Barak et les membres de la commission ont eu un repas commun dans un restaurant à Jaffa. Barak a exposé à ses hôtes sa version complète sur le déclenchement des événements violents qui ont donné le signal de l'Intifada. Selon des témoins oculaires, cette rencontre a été "dramatique, émouvante, chargée d'émotions et passionnante".
Les membres de la Commission ont entendu Barak pendant plus de 2 heures. L'impression générale qu'il a laissée est celle d'un homme qui a payé tout le prix des événements, qui a été congédié de ses hautes fonctions et a vu le terme de sa carrière politique. A cette rencontre assistaient aussi des collaborateurs de Barak, comme Me Guil'ad Sher, et le général (rés.) Dany Yatom, ainsi que le Directeur général (sortant) du ministère des Affaires étrangères, Alon Liel. Ci-après, un résumé des paroles de l'ex-Premier ministre.
Au sujet d'Arafat : "Arafat a choisi la voie de la violence. Il espère en tirer bénéfice, il l'encourage et la soutient. En décidant d'emprunter le chemin de la violence, il a fait un choix stratégique, et cela dès le sommet de Camp David, quand il rejeta toutes les propositions qui avaient été faites là-bas. Il est incapable de prendre une décision courageuse. Il ne veut pas un règlement, il veut perpétuer la violence. Le monde doit le condamner parce qu'il a choisi la voie du terrorisme. Le jour où j'ai compris qu'il n'etait pas prêt à accepter les propositions faites à Camp David, j'ai su que je n'avais pas d'interlocuteur, qu'il n'y avait pas de partenaire pour conclure des affaires".

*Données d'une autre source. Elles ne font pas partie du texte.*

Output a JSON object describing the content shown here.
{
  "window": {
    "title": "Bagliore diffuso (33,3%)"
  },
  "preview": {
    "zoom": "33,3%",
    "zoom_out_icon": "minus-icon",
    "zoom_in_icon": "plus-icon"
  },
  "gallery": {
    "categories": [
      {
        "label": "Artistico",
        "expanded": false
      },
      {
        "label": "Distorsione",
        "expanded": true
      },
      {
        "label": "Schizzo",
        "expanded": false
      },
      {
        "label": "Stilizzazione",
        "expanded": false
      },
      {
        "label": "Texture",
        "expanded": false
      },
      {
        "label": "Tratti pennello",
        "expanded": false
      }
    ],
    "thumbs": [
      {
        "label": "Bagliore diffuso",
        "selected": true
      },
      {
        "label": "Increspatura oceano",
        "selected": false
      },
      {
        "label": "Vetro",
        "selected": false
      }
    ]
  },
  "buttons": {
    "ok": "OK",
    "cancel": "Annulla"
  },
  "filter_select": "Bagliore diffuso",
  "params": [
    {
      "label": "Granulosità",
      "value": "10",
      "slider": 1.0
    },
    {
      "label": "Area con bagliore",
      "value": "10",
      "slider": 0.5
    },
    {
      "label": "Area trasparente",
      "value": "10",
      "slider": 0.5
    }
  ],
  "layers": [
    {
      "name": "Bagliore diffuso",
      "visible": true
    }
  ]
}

A propos de la négociation : "Les Palestiniens nous ont berné. Sur la question de Jérusalem, ils nous donnaient à chaque fois l'impression que si nous cédions encore un peu, cela les satisferait de leur point de vue. C'était comme ça pour le couloir d'accès protégé au Mont du Temple, c'était comme ça pour les quartiers palestiniens. A chaque fois que nous avancions encore un peu dans leur direction, il s'avérait que cela ne suffisait pas à leur appétit. Tout au long de la négociation, nous avons fait preuve de souplesse, nous avons fait des concessions -- alors qu'eux en restaient toujours au même point et ne consentaient pas à la moindre concession".
Au sujet d'Ariel Sharon : "Sa visite sur le Mont du Temple n'était pas dirigée contre Yasser Arafat, mais contre ma politique. Les émeutes n'ont pas éclaté à cause d'elle, mais elles avaient été planifiées longtemps à l'avance. C'est un fait : il y a eu des incidents dès avant cette visite. Arafat a pris l'initiative des affrontements à titre de stratégie. Il était à Camp David, il a négocié avec moi, mais dans le même temps, il préparait l'éruption de violence"./.